You’ve probably noticed that your inbox is suddenly overloaded, and many of these emails have similar subject lines and content. It’s easy to understand how someone quickly skimming their inbox before getting started for the day could easily miss an important message under this deluge.

However, it’s our job as professionals to make sure that nothing important gets missed. This is even more crucial for law firms sending critical updates their clients and prospects are waiting for.

So how do you cut through the noise? You can’t expect people to go searching for your messages. Instead, create an email strategy that stands out from the crowded inbox by following these email marketing best practices.

1. Segment your list for specific targeting.

It’s tempting to send announcements regarding your firm to every single contact on your list. But an unexpected increase in recipients can hurt your deliverability and even if it doesn’t, you won’t see good results.

No two of your clients are the exact same. That’s why you should segment your list of contacts into appropriate groups, allowing you to send certain content to specific groups.

When your inbox is overwhelmed, you probably skim the few emails you choose to open. Your readers will do the same. If your subject line and preheader don’t seem to be relevant, your contacts are more likely to ignore your message and miss the important update within.

2. Create a newsletter for COVID-related content.

If your firm needs to send updates often, consider starting a new newsletter dedicated to those email sends. That way, the contacts who are interested in hearing all the details can stay informed while others who might not be as concerned can opt-out.

If you aren’t sending that much crisis-related content, you might want to create newsletters around general firm updates so people can choose their level of engagement. Overwhelming subscribers is a great way to see a bunch of unsubscribes. While it might seem like more work to create a new email newsletter, you’ll see a great return for your time. Furthermore, you don’t have to worry about sending long or in-depth messages every single time.

Offering a quick, regular pulse check might be exactly what your clients are looking for.

3. Keep messaging focused on your readers, not yourself.

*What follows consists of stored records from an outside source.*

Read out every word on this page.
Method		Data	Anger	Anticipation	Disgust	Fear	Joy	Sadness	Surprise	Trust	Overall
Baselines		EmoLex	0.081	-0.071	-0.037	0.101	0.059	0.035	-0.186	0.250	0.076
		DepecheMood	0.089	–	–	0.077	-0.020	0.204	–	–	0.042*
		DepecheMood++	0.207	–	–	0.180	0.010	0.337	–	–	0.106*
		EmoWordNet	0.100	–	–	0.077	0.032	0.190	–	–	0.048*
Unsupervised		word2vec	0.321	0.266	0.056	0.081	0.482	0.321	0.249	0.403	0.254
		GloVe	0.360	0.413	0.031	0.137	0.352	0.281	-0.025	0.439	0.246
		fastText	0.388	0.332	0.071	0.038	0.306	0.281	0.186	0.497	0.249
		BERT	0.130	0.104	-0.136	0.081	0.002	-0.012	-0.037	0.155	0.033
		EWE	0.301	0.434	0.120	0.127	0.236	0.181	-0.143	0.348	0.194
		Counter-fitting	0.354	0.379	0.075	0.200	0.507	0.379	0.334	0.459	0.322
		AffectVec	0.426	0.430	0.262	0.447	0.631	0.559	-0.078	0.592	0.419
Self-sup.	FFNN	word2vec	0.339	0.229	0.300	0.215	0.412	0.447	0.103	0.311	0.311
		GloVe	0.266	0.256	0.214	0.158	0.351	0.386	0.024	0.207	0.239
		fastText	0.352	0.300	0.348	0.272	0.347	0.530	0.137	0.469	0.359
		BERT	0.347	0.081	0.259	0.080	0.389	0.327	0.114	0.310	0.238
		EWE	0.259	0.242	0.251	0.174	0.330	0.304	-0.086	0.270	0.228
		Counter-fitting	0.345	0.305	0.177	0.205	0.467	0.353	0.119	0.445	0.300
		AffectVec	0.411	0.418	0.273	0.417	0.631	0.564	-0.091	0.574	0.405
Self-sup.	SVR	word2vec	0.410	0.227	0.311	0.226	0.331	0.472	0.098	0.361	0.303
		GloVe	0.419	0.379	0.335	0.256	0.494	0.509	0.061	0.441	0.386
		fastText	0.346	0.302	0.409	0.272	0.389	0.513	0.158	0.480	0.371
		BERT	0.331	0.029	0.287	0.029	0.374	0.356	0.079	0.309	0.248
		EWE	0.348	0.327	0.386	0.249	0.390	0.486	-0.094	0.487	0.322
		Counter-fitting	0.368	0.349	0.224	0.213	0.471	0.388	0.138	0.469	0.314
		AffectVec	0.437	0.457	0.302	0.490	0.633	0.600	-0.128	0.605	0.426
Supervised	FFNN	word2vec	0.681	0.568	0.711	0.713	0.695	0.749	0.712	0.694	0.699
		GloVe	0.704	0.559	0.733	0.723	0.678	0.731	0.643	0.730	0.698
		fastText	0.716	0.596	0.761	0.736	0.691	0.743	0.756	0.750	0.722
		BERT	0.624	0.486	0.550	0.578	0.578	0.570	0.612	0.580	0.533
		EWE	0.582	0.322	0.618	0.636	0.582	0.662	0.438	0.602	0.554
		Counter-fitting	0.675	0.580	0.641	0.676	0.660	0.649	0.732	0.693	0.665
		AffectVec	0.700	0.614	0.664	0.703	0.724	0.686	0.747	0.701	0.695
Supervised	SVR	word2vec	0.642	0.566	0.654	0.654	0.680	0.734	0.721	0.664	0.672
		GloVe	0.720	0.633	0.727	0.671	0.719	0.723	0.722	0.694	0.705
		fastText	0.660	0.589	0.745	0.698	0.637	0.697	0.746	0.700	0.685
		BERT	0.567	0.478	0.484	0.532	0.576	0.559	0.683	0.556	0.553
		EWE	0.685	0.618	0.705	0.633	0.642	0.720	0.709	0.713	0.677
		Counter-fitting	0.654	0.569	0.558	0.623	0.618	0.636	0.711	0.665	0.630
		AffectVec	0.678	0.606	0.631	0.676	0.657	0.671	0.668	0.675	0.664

When you create an email, you should have a goal in mind. That goal is probably specific to your law firm.

That makes sense.

However, it might not be the most effective way to communicate. Ultimately, your clients probably care about your law firm, but their main concern is how your law firm affects them. Your messaging should take a client-first perspective.

Information that seems important to you might not be as important as you think. For instance, a lot of companies are sending out COVID updates. But if you haven’t done business with that company in a while, you probably don’t care. During this crisis, many of us have received emails that, instead of resulting in a click-through or earning trust, made us wonder how they got our email address in the first place.

While those companies meant well, they vastly overestimated how interested their subscriber list would be in those updates.

To avoid the same mistake, focus on serving every segment’s individual concerns.

4. Optimize the details for quick recognition.

Another way to stand out in a crowded inbox is to make sure it only takes a glance for your contacts to realize a message is from your law firm. If they see a name they don’t recognize in their sender list with a vague subject line, your contacts are likely to ignore the message at best and mark it at spam at the worst.

In order to be as clear as possible, make sure your “from” field is something readers can recognize, whether it’s a person’s name or a person’s name as well as your law firm. For instance, we sometimes send emails from “Matt from Vuture”: that way the message clearly states that it is from our company while maintaining that personal feel that makes email so powerful.

Similarly, your subject line and preheader text should work together to identify what your email is about. If your contact recognizes your name in the sender list and your subject line claims to have important news to share, they’ll be more likely to open up and take a peek at the contents.

5. Design emails with a clear hierarchy.

Don’t bury the lede. Just because someone has opened your email doesn’t mean they’re entirely focused on it. They’re just as likely—if not more so—to skim for the most important parts, only stopping to read in detail if something catches their eye.

This means you need to keep your important news front and center. It’s also important to keep your email confined to one major topic and/or update. If you stuff your email too full of information, they still won’t catch the most important bits.

Your best bet is to keep your message confined to one large point and to make this point clear by using headlines and bullet points to expand where you need to. That’s not to say you can’t include details in your emails. Just make sure your key points are easily understandable with only a glance.

Wrap up

These tips only scrape the top of the iceberg when it comes to email best practices. If you want to learn more and gain a deeper understanding of email best practices, register for our June webinar. In the webinar, we’ll help you plan your strategy, taking into account your various needs.

A good email strategy and indeed a grasp of email best practices will help you design any email with any purpose, whether you’re trying to entice contacts to sign up for a webinar or update them on a policy change.

Email has been one of the most powerful tools in a marketer’s toolbox and now people are seeing this value in full force. But with an increase in email comes an increase in competition for your contacts’ limited time and focus.

Cut through the noise by following email best practices and after you’ve developed a reputation for sending crucial, relevant emails, your contacts just might go searching for your messages after all.